Maximum likelihood estimation of haplotype effects and haplotype-environment interactions in association studies



The associations between haplotypes and disease phenotypes offer valuable clues about the genetic determinants of complex diseases. It is highly challenging to make statistical inferences about these associations because of the unknown gametic phase in genotype data. We describe a general likelihood-based approach to inferring haplotype-disease associations in studies of unrelated individuals. We consider all possible phenotypes (including disease indicator, quantitative trait, and potentially censored age at onset of disease) and all commonly used study designs (including cross-sectional, case-control, cohort, nested case-control, and case-cohort).
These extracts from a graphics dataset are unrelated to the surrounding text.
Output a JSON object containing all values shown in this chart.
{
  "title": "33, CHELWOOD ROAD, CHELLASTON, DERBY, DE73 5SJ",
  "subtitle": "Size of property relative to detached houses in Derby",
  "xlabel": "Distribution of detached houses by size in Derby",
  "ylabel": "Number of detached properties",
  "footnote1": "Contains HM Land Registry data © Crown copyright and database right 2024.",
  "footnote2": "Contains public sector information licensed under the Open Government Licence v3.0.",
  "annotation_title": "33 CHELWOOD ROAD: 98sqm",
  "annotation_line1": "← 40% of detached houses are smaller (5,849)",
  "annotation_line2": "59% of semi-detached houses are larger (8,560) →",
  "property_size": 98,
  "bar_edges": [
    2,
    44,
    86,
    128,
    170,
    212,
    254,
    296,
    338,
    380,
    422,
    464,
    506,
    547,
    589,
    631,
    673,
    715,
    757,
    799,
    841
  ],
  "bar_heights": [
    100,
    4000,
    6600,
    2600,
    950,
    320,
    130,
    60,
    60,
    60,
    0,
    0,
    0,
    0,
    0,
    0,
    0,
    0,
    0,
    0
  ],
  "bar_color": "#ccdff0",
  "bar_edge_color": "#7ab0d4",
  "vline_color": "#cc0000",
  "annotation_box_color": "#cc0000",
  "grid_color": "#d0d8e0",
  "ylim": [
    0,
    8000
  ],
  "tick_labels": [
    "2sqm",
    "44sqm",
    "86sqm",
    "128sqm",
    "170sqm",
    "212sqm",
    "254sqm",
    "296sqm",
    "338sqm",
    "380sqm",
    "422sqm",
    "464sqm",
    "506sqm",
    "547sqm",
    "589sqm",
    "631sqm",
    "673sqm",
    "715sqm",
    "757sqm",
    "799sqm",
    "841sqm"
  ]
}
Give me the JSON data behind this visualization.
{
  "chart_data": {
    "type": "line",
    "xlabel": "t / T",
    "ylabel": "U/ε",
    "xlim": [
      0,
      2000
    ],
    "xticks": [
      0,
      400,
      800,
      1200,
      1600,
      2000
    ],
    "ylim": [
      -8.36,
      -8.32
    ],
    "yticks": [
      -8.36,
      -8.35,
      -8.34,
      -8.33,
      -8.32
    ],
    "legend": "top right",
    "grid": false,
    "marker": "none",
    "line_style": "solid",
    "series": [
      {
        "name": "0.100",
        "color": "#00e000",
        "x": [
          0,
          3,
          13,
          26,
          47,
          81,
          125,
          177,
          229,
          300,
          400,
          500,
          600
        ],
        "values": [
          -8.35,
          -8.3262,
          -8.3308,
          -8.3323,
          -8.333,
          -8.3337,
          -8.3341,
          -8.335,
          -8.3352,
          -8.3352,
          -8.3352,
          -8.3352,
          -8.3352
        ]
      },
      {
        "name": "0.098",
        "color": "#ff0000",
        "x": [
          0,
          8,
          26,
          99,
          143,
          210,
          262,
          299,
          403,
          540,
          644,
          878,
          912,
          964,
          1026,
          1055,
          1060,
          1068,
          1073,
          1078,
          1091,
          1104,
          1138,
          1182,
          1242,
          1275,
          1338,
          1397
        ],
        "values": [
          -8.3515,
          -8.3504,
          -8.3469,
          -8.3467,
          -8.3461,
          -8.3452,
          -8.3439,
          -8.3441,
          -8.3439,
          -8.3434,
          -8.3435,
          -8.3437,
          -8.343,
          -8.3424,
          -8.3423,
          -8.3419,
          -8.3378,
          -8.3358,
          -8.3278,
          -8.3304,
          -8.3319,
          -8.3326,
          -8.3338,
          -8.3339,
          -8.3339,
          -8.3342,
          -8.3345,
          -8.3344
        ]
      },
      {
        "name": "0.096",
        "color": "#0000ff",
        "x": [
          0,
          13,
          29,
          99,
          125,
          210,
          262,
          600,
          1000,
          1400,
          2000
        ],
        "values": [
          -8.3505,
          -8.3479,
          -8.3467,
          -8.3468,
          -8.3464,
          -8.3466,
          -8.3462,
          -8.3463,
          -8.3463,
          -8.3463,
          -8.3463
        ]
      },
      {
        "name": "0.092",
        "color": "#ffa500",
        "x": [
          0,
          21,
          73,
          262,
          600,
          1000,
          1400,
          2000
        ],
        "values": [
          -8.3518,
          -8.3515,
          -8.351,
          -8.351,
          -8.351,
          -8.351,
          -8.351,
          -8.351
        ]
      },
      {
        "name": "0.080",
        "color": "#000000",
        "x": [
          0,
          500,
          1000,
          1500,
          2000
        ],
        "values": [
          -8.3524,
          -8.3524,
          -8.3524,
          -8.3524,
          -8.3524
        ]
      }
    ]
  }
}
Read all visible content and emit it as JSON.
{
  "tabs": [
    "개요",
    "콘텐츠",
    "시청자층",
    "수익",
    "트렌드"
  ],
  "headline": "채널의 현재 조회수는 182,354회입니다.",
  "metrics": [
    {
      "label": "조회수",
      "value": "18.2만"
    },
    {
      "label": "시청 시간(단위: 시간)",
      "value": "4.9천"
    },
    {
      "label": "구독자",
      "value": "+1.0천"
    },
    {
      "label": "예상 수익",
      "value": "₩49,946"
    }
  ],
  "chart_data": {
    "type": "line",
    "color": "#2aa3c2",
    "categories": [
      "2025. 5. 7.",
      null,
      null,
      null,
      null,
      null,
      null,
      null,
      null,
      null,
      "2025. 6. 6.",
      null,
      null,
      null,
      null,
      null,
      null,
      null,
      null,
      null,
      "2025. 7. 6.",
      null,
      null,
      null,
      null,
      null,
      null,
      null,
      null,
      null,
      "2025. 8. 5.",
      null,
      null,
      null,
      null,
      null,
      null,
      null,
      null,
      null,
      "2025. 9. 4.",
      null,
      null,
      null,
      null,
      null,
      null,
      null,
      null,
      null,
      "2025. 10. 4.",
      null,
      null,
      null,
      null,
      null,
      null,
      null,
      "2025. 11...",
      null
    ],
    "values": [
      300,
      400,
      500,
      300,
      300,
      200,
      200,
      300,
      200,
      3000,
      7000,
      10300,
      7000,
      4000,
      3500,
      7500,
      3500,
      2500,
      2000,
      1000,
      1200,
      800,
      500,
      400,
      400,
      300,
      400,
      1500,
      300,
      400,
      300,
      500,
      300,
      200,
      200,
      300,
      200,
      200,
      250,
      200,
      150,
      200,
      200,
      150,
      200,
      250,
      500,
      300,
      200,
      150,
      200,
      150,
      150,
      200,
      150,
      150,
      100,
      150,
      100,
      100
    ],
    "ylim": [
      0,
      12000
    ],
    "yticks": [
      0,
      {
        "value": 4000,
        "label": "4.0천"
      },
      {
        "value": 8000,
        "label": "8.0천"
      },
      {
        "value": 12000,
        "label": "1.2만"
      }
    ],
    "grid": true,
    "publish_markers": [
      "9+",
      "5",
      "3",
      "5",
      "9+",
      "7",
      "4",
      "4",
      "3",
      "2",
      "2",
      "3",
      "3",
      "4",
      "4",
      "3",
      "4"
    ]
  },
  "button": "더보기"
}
The effects of haplotypes on phenotype are characterized by appropriate regression models, which allow various genetic mechanisms and gene-environment interactions. We present the likelihood functions for all study designs and disease phenotypes under Hardy-Weinberg disequilibrium. The corresponding maximum likelihood estimators are approximately unbiased, normally distributed, and statistically efficient. We provide simple and efficient numerical algorithms to calculate the maximum likelihood estimators and their variances, and implement these algorithms in a freely available computer program. Extensive simulation studies demonstrate that the proposed methods perform well in realistic situations. An application to the Carolina Breast Cancer Study reveals significant haplotype effects and haplotype-smoking interactions in the development of breast cancer. Genet. Epidemiol. 2005. © 2005 Wiley-Liss, Inc.